In the case of this newly discovered work, I imagine the art historian also did a lot of research about the patron’s potential ties to Mary, the political climate at the time, whether or not the artist had materials to work from regarding Mary’s appearance, and so on.  Like I said, the painting looks like Mary, though that… doesn’t necessarily mean much–but the eyes are similar to the other portraits we see, the profile is right, her hair is styled as it was in other paintings, the outline of the clothes seems fine.

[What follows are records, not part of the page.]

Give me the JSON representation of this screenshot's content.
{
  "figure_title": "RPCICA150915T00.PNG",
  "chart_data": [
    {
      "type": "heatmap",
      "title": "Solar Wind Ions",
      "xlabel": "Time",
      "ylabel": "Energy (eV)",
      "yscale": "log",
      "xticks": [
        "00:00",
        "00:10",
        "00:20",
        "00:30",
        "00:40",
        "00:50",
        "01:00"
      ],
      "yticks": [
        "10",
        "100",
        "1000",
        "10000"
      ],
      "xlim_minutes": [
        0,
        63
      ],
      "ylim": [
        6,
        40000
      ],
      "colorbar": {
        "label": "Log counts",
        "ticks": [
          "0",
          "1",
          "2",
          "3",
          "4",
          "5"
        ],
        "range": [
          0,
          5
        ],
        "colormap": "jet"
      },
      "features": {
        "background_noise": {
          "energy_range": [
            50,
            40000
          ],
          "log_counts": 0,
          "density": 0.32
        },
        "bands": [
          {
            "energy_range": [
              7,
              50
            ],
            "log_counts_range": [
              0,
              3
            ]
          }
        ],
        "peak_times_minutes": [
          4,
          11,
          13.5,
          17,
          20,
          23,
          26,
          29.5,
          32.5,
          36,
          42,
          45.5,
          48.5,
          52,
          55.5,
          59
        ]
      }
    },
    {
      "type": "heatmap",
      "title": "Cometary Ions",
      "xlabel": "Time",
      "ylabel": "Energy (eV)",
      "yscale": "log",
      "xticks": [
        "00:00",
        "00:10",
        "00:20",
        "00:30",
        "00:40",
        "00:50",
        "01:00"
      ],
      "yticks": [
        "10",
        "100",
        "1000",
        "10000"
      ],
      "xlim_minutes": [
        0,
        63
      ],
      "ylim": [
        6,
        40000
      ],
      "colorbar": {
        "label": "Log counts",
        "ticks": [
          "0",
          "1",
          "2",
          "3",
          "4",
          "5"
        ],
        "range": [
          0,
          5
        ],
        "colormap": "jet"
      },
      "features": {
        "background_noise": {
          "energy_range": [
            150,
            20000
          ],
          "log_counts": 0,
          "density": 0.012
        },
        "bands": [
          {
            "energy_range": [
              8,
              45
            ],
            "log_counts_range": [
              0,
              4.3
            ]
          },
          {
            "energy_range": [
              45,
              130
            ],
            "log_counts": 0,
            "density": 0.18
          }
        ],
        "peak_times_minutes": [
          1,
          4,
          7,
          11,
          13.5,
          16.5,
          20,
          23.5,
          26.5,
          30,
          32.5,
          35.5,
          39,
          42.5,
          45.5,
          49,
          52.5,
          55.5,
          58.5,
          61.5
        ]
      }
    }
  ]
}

Basically, there is soooo much that goes into “proving” a sitter’s identity and even then you’ll never be 100% right in the eyes of everyone.  For years, people thought a portrait was of Katherine Howard, and recently that was debunked.  Everyone shops that portrait of a blond lady with one tit out as Lucrezia Borgia; it’s not.  Identifying people is cool but for a lot of art historians it’s somewhat irrelevant, because we’re more looking at what a portrait reflected about the times and that’s why Mary’s identity IS relevant in this particular case.  Going back to the Secret Anne Boleyn Painting conspiracy theories–people just wanna see a hot Anne there, and that’s what’s frustrating.  By showing us Mary here, this art historian has also given us an example of people showing their support for this embattled queen through propaganda commissions, and for that matter getting scared and covering it up.  That speaks to the political, social, and cultural goings-on of the time.
Some art historians love to find SEKRIT IMAGES because that sells books, but when you ask a lot of professors “do you think that’s a portrait of JANE SEYMOUR” or whatever they’ll probably be like “eh idk man”.  The identity is less important on its own than it is as it relates to the reasons by a commission.  I mean in my case the identities of portraits I studied in school were only really relevant in that I was able to discuss the political constructions that wives and brides became in one Italian court.  Otherwise identity didn’t matter at all.  And tbh, that ambivalence towards identifying people probably makes it even harder for the art historical world to come to a consensus on ANYONE.  But this new discovery sounds pretty solid and honestly, it’s really cool.